Do small independent hotels really stand a chance against chains in AI search?

Yes. AI engines reward structural quality, content authority, and clean signals over brand size. An independent hotel with strong schema markup, multilingual content, real reviews, and clear answer-driven content can be cited alongside or instead of chain properties because the engine is selecting the best answer, not the largest brand.

How long does it take for a hotel to start appearing in AI-generated answers?

A typical hotel implementing a foundational GEO program (schema, crawler access, citation-ready content, FAQ pages, Bing indexation) starts seeing citation activity in 6-12 weeks. Material visibility gains usually take 4-6 months. Hotels that combine GEO with strong organic SEO see faster results because most AI Overview citations come from already-ranking pages.

What is the cheapest way to start improving hotel AI search visibility?

The cheapest first move is auditing robots.txt to confirm AI crawlers are not blocked, submitting the sitemap to Bing Webmaster Tools, and adding FAQPage schema to a strong FAQ page. These three steps are free or low-cost, take less than a day for most hotels, and routinely produce visible citation improvements within weeks.

Do AI search engines penalize content that looks AI-written?

AI search engines do not directly penalize AI-written content, but they do reward content with original information, named statistics, expert perspective, and clear authorship. Generic AI-generated copy without unique data or experience rarely earns citations. Hotels should treat AI as a drafting tool, not a publishing tool, and add proprietary insight before publishing.

Is GEO worth investing in if our hotel already ranks well on Google?

Yes, because Google itself is becoming an AI search engine. AI Overviews now appear above the traditional ten blue links for a growing share of travel queries, and the click-through rate to organic listings drops when AI Overviews are present. GEO ensures your hotel is one of the cited sources in AI Overviews, capturing the visibility that traditional organic ranking is increasingly losing to AI summaries.

Conclusion

Hotel AI search visibility is the new ranking battle, and it is structurally different from the SEO game hotels have played for two decades. Travelers are asking AI engines questions and acting on the answers. The hotels that get cited build a compounding advantage; the hotels that do not slowly disappear from the channels that matter most.

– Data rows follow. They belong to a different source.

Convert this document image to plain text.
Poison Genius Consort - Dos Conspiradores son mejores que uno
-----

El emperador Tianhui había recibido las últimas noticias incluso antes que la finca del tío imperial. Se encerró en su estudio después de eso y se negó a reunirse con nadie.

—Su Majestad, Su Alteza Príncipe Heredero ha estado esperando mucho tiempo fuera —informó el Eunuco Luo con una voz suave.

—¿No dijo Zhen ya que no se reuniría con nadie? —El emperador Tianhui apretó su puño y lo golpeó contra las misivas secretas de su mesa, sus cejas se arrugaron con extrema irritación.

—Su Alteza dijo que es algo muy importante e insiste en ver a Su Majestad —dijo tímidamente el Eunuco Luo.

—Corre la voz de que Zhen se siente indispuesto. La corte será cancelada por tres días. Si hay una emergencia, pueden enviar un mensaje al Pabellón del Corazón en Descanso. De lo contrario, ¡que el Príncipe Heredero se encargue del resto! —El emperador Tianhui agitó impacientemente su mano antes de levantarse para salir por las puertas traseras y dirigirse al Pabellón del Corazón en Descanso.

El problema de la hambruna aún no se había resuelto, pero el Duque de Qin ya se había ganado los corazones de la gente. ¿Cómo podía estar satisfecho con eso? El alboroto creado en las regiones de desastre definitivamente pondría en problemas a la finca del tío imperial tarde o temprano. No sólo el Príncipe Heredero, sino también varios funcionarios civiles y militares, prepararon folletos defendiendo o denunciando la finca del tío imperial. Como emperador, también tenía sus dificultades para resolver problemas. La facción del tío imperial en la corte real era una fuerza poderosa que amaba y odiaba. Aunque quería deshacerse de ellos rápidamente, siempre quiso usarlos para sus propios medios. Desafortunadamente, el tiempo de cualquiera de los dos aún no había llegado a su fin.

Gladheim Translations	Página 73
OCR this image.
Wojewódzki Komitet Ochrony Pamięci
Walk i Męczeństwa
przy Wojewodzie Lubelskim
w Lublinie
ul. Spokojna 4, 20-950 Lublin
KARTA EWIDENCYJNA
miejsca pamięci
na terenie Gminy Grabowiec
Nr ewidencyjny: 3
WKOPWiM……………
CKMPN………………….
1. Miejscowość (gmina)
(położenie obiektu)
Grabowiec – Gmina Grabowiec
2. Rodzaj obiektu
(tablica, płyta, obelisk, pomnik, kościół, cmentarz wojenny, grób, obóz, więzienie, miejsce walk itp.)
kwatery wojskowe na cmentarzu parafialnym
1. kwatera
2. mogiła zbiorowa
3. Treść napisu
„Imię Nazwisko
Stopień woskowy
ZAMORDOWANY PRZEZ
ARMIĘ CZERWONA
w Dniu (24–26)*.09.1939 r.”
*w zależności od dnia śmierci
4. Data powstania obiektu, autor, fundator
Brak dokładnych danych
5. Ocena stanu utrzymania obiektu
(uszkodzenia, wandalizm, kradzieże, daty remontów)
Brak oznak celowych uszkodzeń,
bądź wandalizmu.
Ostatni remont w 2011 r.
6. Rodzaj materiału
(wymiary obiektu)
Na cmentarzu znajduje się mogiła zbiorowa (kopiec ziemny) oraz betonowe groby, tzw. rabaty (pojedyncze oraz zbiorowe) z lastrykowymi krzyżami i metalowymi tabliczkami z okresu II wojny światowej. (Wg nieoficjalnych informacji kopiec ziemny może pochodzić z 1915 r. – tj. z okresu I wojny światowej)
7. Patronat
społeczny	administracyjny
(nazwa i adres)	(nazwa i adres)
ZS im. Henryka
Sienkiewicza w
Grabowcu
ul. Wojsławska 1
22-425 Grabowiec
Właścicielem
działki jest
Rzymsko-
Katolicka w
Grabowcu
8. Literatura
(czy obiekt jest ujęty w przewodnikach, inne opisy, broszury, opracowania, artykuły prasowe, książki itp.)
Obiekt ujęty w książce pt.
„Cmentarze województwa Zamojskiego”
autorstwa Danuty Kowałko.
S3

The work is concrete: solid SEO foundations, schema markup, citation-ready content blocks, multilingual reach, FAQ pages with structured data, Bing indexation, and real guest-engagement signals that AI engines can read as trust markers. Independent hotels can absolutely compete here because AI search rewards quality over scale.

The earlier you start, the more compounding you capture. Audit your robots.txt today, submit to Bing Webmaster Tools tomorrow, and plan the schema and content work for the next quarter. The hotels that are cited in 2027 will be the ones that did this work in 2026.